STEPHENSON — The busy intersection of Old Charles Town Road and Martinsburg Pike (U.S. 11) in Frederick County will get a traffic signal next year, not a roundabout.
Officials made the announcement at a community meeting Monday night attended by residents of the 800-acre Snowden Bridge housing development, which is located east of Martinsburg Pike and off Old Charles Town Road.
The meeting, held in the Snowden Bridge Residence Club, was spurred by Judith McCann-Slaughter, who represents the Stonewall District on the Frederick County Board of Supervisors. Her district includes the Old Charles Town Road/Martinsburg Pike intersection, which is a common concern among residents in that area, according to Frederick County Assistant Planning Director John Bishop. The meeting was a way to address those concerns and others that Stonewall District constituents have.
In recent years, Snowden Bridge residents have complained about frequent traffic backups at the intersection, which can make it hard to enter Martinsburg Pike from Old Charles Town Road because of the steady traffic on Martinsburg Pike. The traffic is only expected to get worse when the new Jordan Springs Elementary School opens in August just east of the Snowden Bridge development.
The Virginia Department of Transportation (VDOT) previously said a roundabout would be the best way to handle traffic at the intersection, but Frederick County was denied funding by the state’s Commonwealth Transportation Board for such an improvement.
Bishop said at Monday night’s meeting that he knows some residents would prefer a roundabout at the intersection. “Frankly so would we and VDOT. It’s probably the right traffic control measure … but the fact of the matter is the county applied for the money through the state, but did not get the funding.”
He told the crowd that designs for a traffic signal are underway and that Snowden Bridge’s developer, Canadian-based Brookfield Residential, will be responsible for adding the signal to the intersection. The signal is slated to be installed in the spring and be operational before Jordan Springs Elementary School opens, Bishop said.
Snowden Bridge residents also wanted to know when the Snowden Bridge Boulevard extension will be completed so that they can use it to access Martinsburg Pike near the Rutherford Crossing shopping center.

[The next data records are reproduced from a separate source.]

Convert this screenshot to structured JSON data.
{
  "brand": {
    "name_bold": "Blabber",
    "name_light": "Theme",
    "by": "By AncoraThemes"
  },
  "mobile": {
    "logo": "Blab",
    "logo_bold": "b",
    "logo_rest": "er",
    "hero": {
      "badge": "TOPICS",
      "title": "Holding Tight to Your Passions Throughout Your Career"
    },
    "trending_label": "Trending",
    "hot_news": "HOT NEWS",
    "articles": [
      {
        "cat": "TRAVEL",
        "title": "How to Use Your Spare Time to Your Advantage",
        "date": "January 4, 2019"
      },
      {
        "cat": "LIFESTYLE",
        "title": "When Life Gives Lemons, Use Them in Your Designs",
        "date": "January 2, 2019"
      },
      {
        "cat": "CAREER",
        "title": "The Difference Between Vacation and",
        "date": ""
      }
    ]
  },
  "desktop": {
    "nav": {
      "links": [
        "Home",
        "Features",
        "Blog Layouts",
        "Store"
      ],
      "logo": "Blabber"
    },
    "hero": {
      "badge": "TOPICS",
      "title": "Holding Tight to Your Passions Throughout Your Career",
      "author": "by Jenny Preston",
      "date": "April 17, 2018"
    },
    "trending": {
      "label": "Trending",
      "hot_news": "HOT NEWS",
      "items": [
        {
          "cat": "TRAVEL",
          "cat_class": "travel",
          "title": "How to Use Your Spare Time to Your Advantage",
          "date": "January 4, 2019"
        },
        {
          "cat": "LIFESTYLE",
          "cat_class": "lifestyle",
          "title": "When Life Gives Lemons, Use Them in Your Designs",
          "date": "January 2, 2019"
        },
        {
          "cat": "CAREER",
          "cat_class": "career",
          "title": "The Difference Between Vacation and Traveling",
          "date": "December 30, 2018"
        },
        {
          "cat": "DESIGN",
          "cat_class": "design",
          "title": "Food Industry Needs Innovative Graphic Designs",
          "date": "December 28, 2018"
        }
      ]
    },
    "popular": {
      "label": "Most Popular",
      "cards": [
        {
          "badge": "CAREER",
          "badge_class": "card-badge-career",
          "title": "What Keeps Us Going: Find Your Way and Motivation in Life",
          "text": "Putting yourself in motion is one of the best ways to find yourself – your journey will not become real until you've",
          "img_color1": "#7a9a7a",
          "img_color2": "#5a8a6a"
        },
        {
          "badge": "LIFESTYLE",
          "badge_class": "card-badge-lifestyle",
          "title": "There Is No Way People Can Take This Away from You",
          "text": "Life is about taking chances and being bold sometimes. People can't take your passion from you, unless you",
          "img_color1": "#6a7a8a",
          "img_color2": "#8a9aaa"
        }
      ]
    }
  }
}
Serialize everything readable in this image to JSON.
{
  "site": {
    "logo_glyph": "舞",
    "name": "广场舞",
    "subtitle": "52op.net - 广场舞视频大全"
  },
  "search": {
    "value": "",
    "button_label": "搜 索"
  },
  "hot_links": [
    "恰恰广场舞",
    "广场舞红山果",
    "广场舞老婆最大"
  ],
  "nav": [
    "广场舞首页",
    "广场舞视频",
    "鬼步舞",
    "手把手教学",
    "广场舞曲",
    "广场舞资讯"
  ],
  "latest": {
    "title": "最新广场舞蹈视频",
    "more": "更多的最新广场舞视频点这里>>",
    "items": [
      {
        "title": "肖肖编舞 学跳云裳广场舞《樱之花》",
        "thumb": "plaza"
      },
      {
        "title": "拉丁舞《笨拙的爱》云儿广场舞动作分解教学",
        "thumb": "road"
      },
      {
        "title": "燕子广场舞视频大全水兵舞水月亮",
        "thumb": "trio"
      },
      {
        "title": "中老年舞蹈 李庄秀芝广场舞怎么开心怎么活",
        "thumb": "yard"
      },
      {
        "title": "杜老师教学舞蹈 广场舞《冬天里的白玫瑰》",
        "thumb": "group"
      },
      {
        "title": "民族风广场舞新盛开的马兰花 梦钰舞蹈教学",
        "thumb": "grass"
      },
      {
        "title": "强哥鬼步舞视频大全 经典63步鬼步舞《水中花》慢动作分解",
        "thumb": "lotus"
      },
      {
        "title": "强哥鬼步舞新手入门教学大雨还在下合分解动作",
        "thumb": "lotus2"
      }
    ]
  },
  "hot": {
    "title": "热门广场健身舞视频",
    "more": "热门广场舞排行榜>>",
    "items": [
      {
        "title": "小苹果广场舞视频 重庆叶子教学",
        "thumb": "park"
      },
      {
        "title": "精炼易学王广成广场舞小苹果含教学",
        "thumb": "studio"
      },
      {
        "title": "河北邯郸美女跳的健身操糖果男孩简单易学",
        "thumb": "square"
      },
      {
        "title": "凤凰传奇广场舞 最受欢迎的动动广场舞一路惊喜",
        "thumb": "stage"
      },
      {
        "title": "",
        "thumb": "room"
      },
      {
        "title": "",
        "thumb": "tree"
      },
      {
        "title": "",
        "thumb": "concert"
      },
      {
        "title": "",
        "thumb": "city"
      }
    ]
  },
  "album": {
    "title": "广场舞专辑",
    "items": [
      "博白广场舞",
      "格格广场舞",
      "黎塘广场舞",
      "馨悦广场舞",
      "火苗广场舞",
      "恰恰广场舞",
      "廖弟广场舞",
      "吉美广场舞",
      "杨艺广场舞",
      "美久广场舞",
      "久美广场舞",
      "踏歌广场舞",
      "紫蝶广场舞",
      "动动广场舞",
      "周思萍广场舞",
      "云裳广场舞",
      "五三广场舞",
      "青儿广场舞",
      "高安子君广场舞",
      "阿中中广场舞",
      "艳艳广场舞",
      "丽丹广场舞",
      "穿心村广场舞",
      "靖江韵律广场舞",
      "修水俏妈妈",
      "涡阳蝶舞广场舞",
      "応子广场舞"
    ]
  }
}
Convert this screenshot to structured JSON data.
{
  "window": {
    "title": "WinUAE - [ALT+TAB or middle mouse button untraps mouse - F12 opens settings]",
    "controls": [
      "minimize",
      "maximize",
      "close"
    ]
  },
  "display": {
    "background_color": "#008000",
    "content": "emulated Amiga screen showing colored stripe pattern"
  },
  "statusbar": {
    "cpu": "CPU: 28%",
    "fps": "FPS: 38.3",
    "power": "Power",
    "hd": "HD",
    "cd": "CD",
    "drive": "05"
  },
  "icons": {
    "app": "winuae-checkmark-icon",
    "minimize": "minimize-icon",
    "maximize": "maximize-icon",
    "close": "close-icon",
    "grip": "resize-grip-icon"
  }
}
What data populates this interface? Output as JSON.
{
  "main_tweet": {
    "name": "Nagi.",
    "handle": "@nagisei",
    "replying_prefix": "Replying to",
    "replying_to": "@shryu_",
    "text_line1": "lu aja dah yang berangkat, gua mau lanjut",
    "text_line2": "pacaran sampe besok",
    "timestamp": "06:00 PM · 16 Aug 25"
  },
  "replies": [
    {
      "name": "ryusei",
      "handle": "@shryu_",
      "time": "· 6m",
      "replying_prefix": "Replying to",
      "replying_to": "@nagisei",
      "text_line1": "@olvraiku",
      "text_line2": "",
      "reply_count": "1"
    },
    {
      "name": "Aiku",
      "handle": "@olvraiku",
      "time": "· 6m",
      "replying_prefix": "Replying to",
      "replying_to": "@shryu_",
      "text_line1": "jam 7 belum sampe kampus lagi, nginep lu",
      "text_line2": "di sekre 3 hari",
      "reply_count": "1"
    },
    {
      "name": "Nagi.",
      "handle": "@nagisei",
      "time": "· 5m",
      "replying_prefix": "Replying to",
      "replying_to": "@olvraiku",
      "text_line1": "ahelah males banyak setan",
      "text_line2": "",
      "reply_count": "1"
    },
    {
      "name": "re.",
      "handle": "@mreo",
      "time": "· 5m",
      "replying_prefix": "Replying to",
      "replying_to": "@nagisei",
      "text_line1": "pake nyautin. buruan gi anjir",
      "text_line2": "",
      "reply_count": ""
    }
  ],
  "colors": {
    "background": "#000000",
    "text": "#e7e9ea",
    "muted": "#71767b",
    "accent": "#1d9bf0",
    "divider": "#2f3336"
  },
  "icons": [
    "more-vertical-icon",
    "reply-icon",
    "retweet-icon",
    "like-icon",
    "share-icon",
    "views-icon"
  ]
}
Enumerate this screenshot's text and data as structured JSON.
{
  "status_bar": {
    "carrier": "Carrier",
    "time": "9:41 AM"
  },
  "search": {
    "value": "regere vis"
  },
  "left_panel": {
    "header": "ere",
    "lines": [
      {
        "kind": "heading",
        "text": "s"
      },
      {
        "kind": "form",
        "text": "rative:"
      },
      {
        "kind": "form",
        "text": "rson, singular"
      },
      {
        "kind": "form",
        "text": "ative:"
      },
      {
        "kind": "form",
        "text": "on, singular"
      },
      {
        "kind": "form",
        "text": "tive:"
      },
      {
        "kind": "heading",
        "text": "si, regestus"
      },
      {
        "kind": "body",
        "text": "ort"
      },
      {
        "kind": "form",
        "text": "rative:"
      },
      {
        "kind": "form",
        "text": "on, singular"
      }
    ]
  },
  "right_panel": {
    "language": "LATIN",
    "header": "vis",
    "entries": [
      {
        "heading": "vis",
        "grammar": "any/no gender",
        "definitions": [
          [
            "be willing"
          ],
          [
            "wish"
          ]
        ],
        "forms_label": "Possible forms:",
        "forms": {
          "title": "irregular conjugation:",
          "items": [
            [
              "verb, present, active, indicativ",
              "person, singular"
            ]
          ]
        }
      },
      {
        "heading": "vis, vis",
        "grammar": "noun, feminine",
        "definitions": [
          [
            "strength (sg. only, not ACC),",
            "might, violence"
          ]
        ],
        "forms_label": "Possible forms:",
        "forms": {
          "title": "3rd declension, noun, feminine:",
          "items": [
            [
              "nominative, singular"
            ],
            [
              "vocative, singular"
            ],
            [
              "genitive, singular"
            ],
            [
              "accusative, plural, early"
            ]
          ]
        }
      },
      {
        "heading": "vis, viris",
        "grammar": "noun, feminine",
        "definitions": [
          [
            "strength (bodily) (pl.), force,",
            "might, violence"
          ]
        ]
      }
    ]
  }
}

In September 2017, a mile-long, four-lane section of Snowden Bridge Boulevard opened to the public. It stretches from Martinsburg Pike to about one-tenth of a mile west of Milburn Road (Route 662). It cuts through the planned 271-acre Graystone Industrial Park, which is owned by Graystone Corp. of Virginia, a division of Frederick County-based Shockey Companies. In a future phase, Snowden Bridge Boulevard will cross over Milburn Road and connect to an existing section of Snowden Bridge Boulevard to the north. This will connect the road with the Snowden Bridge housing development.
Bishop said the extension’s completion is tied to the road’s traffic count. Based on the most recent data from October 2018, there are 4,100 daily trips on Snowden Bridge Boulevard. There needs to be 17,699 trips per day before work begins, according to proffers made by various property owners. Proffers are commitments made by developers to offset the impact of development.
“We are definitely a ways off,” Bishop said.
Bishop said the county and the property owners, which include Shockey and Brookfield Residential, could try to get state funding to finance the extension of Snowden Bridge Boulevard, but that is unlikely to happen, as the state does not want to spend money on a project that has been privately obligated, he said.